Gormley in action against the Netherlands in 2016. Pic: Adrian Boehm

“At that time it would have appeared as though it was a pointless task being in the gym two mornings a week before 7am and training regionally twice a week as there wasn’t the opportunity of world competition that there is now.

“I remember people laughing at me when I said we had the potential to be a top 12 team and I am sure many of the older players still felt that so it was the younger guys like Ronan, David Harte and co that we needed to take on board the standards, attention to detail and through hard work, build the confidence that we could break the mould.

“We lost some very good players on the way who found the change hard but the younger generation had a tremendous amount of self belief, character and energy.

“Ronan has been integral in the development and progress of the Irish team from the 25th ranking when he was first brought into the squad, to then winning the bronze and qualifying for Rio.

“Similarly the success at Pembroke during those years was in no small part to the standards he brought and expected at training. When Ronan spoke people listened and in the player centred environment we tried to create at that time his voice started to come to the fore.

“But for me it was always his actions that stood out most and that was critical that we had those types of leaders if we were going to break the mould.

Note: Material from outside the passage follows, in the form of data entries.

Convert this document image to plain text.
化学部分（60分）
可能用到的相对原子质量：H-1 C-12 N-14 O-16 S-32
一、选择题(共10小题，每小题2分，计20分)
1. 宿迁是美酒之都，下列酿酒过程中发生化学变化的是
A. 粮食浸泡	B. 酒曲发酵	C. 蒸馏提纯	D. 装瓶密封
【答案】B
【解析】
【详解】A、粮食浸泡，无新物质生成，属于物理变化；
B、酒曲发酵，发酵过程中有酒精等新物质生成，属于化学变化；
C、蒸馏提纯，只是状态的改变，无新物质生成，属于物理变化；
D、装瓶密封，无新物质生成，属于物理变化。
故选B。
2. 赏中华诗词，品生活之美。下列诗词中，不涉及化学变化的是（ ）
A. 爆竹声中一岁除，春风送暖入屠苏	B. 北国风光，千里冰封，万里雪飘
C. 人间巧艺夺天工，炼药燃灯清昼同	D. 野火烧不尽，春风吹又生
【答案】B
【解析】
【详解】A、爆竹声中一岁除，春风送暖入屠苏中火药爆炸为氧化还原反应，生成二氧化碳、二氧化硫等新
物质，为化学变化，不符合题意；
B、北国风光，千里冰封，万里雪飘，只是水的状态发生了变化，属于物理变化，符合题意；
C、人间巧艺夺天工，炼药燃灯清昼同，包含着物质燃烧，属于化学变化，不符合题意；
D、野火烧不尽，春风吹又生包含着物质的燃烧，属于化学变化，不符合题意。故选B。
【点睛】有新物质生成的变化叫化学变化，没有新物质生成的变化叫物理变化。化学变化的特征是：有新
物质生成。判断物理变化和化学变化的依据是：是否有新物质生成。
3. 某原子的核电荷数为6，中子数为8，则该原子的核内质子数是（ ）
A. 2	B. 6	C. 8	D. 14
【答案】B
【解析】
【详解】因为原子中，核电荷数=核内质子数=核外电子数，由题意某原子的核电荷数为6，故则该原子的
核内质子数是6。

He was the type of character that was always looking for an edge over his competitors and looking outside to see what else he could do to improve.”

** The celebration game will be played at 3pm on Saturday, January 5 at Pembroke Wanderers, Serpentine Avenue and all are welcome.

The organisers are encouraging kids to bring sticks as they will be welcome on the pitch at half-time and face painting and a bouncy castle will make this a great family occasion.